Still, the current EU authorisation procedure on GMOs suits almost no one. Last week, 19 member states out of 28 opposed the approval of the GM maize Pioneer 1507 from DuPont and Dow Chemical. But the qualified majority rules did not make it possible to reject the authorisation. The situation has caused an outcry among members of environmental groups and EU countries opposed to GMOs, who called on the Commission to waive the validation.
“Decision procedures need to be reviewed,” José Bové admits. Meanwhile, the Commission is not expected to give its opinion on the issue before the May elections.
At national level, the French government has also tried to take emergency measures to prevent the cultivation of a different type of GM maize, MON 810 by the Monsanto group but did not get the support of the French senate in a vote on 17 February.
The only authorised GMO in the EU, MON 810 is prohibited in France by a governmental moratorium but was canceled last summer by a top court because of its non-compliance with EU law, opening the door to a revival of its cultivation in France.
To avoid this possibility the government has supported a draft law aimed at prohibiting the cultivation of GM maize in France.
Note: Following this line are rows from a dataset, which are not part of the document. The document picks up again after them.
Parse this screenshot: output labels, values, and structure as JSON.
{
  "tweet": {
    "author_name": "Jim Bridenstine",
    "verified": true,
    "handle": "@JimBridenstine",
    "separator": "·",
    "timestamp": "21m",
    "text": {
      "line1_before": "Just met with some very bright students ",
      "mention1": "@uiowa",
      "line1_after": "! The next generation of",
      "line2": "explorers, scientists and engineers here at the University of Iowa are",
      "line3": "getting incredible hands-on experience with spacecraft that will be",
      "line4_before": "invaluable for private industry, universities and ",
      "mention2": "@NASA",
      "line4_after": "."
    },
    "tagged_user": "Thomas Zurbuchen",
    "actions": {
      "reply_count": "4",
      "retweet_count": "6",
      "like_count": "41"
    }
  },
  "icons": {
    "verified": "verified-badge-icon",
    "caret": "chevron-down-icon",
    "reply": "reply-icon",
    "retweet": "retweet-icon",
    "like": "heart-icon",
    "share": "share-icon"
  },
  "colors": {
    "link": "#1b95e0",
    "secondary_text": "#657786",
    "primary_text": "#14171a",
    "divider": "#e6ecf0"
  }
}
It was filed on 4 February, while the government decided to accelerate the procedure for it.
The decision comes as the planting season approaches and corn producers expressed their intention to plant GM maize this year again.
“We must also address short-term issues,” the agriculture minister conceded recognising however that the text was “not compatible with EU law”. Another MP denounced this situation saying that “the Court has stopped all French initiatives on GMOs. It’s an EU competence. This draft law is unlawful.”
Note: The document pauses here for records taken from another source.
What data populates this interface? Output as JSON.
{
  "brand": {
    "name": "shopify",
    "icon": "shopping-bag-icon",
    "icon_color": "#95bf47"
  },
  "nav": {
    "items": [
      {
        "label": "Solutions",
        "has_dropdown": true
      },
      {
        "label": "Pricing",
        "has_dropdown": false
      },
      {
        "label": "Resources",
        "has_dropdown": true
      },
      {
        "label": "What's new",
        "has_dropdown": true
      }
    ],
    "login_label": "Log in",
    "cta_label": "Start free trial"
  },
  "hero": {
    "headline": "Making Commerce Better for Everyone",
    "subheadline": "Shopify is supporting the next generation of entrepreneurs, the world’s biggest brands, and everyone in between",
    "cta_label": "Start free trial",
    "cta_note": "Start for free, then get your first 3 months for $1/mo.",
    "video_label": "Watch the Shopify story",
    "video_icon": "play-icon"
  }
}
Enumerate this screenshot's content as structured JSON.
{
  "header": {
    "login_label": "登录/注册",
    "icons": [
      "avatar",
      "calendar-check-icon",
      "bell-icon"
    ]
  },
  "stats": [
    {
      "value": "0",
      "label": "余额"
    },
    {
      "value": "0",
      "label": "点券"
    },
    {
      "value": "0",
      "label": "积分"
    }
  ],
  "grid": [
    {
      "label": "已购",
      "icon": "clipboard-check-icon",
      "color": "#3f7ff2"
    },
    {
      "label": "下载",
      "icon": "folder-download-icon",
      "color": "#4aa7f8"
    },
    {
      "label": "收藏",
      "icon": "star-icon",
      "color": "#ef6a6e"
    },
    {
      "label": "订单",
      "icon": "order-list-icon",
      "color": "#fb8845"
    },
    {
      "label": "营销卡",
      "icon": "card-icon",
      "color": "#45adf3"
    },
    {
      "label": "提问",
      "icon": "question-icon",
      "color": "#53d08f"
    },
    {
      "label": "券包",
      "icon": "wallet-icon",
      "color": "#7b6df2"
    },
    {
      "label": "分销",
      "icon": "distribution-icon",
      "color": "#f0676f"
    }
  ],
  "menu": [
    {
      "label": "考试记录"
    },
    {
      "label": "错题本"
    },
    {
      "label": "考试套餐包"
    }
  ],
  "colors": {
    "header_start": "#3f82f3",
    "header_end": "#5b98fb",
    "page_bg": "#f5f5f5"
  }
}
Following the debate, the MP filed a motion to dismiss the file, which was adopted with a narrow majority.
As the draft law is being examined, the agriculture and environment ministries announced the launch of a public consultation on a draft law aimed at prohibiting any genetically modified maize from Monsanto, stating that it would “enter into force before the next planting season”.
The law will allow the government to maintain the ban on GMOs as during the examination procedure.